CANAVESE - «Un passaggio importante che ci permette di ampliare la sfera di coloro che potranno ricevere un sostegno per i danni ricevuti. Non avere questo via libera sarebbe stata una incongruenza»: il presidente della Regione Alberto Cirio, l’approvazione del Consiglio dei Ministri alla richiesta della Regione Piemonte di estendere gli effetti della dichiarazione dello stato di emergenza ai territori della Città metropolitana di Torino e dei Comuni di Balzola, Bozzole, Casale Monferrato, Frassineto Po, Valmacca e Villanova Monferrato, in provincia di Alessandria, colpiti dagli eventi meteorologici del 2 e 3 ottobre scorsi.
«Ora ogni attenzione - ha aggiunto Cirio - va rivolta, insieme al commissario Borrelli, ai lavori di ripristino ed a reperire ulteriori risorse, perché i danni sono stati enormi e l’investimento economico attuale non è sufficiente per consentire al nostro territorio, ai suoi cittadini e alle sue imprese, di risollevarsi.
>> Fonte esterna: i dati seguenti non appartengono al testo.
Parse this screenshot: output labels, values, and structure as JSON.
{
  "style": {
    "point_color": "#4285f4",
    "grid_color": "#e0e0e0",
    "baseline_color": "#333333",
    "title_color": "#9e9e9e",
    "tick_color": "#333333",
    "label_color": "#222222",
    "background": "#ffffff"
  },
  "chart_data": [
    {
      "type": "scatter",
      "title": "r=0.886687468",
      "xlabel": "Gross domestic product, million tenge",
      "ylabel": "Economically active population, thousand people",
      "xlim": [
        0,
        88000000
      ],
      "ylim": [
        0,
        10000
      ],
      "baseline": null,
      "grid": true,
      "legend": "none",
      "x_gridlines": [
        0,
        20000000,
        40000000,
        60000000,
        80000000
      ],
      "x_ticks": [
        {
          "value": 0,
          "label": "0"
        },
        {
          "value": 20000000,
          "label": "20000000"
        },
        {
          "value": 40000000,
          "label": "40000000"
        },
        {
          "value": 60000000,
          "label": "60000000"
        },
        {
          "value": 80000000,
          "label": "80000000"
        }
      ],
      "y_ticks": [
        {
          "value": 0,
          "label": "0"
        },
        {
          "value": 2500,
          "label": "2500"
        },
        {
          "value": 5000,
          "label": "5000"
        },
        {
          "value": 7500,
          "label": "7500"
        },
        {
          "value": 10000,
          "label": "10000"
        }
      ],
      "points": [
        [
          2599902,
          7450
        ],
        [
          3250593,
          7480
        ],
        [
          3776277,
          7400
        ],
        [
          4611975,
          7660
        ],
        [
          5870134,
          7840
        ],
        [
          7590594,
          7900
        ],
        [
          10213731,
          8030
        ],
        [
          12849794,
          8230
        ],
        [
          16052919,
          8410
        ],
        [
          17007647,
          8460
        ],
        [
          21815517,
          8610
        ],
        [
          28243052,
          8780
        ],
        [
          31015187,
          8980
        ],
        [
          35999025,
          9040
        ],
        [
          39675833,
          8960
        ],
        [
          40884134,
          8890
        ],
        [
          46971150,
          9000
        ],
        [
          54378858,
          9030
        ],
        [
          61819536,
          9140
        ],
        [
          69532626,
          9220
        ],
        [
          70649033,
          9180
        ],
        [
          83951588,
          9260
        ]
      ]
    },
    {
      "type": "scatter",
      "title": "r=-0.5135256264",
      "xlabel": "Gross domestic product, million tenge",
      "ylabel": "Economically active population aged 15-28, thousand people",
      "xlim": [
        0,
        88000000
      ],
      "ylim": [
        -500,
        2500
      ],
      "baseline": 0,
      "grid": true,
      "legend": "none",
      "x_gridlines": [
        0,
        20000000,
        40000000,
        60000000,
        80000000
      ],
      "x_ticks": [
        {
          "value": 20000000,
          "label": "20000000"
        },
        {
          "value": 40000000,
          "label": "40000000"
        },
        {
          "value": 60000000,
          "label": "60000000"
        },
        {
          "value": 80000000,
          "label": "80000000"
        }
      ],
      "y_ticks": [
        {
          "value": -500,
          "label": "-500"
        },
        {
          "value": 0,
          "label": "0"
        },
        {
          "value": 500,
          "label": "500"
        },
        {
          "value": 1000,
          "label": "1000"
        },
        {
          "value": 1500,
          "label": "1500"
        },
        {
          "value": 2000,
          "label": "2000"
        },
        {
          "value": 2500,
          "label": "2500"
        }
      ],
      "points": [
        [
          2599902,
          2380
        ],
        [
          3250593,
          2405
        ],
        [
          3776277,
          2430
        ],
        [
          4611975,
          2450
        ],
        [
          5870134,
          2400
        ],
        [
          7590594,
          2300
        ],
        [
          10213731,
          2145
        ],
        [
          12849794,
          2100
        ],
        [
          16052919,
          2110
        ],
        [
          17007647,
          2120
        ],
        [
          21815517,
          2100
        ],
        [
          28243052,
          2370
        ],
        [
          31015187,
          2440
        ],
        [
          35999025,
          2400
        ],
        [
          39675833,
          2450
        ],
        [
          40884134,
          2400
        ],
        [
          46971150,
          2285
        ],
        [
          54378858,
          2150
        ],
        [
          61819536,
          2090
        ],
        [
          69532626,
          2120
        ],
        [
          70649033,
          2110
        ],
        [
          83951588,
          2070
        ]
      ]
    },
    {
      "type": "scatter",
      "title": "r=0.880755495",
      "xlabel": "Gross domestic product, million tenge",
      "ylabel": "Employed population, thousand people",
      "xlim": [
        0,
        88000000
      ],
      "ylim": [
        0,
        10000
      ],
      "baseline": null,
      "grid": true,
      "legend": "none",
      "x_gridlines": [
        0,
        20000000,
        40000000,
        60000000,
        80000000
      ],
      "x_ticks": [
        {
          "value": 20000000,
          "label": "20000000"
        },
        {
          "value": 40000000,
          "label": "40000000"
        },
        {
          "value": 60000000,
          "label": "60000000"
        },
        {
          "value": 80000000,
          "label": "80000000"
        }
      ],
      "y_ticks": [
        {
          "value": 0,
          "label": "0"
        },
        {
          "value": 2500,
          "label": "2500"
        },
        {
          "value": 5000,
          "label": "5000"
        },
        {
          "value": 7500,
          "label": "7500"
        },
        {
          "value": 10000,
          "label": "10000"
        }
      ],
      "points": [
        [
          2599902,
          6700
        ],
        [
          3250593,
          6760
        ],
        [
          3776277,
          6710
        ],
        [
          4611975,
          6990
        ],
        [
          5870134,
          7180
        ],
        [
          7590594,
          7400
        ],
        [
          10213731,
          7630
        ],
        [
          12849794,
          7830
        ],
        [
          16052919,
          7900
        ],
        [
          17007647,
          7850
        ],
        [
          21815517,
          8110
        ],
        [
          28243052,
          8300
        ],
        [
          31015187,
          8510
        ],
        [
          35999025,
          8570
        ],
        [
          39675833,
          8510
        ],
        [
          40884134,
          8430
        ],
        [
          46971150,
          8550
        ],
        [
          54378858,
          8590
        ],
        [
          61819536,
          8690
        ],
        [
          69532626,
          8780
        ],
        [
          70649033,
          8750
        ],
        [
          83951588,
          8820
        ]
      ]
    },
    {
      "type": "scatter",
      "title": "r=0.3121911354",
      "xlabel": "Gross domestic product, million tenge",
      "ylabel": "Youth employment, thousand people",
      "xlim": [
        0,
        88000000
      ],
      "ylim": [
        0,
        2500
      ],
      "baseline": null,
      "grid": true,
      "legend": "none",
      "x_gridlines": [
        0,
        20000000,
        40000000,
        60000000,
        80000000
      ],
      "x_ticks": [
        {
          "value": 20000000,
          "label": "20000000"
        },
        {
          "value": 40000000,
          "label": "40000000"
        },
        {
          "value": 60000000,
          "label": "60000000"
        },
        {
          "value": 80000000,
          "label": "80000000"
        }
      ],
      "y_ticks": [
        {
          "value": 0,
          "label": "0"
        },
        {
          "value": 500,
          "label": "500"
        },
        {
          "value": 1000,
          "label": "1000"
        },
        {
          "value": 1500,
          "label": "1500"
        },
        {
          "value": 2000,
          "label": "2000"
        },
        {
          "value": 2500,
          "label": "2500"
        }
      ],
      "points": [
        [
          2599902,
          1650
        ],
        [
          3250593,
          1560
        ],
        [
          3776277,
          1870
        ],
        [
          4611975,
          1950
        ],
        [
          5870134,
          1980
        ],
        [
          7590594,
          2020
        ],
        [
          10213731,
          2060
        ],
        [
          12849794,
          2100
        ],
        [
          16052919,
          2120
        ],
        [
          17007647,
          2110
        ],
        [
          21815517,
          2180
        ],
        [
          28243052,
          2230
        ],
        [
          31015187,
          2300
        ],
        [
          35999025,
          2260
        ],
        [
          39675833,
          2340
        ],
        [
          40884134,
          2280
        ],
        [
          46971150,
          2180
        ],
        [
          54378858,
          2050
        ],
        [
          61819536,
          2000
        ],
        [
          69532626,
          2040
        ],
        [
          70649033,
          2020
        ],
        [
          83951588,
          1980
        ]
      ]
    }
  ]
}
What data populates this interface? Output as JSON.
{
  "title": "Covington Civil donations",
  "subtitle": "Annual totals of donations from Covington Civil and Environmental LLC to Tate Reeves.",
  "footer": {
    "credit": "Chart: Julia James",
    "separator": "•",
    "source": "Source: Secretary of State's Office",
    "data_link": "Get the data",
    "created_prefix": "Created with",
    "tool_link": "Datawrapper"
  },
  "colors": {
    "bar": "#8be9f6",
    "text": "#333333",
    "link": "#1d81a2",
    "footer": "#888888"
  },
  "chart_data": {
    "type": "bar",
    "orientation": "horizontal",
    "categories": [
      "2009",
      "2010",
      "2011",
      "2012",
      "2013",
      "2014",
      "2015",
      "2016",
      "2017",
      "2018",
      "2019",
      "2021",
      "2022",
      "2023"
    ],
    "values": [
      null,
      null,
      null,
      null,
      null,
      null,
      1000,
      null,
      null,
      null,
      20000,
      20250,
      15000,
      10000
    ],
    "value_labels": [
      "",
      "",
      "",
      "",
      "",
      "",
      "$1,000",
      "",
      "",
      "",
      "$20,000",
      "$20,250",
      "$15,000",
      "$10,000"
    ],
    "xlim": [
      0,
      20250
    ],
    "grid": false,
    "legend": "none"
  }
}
Il Piemonte è abituato a rimboccarsi le maniche e lo ha fatto anche questa volta. Ma adesso più che mai abbiamo bisogno in modo forte di avere un aiuto forte anche da parte dello Stato».
Il Governo ha stanziato anche 1,2 milioni di euro per l’avvio delle attività di soccorso e di assistenza alla popolazione colpita e degli interventi più urgenti. «Siamo soddisfatt - ha dichiarato l’assessore alla Protezione civile, Marco Gabusi - che la nostra richiesta sia stata accolti anche se, chiaramente, siamo ancora molto lontani dalla quantificazione necessaria per aiutare le popolazioni colpite. A fronte di una richiesta di 77 milioni abbiamo avuto disponibilità per 16, ne mancano all’appello ancora 60».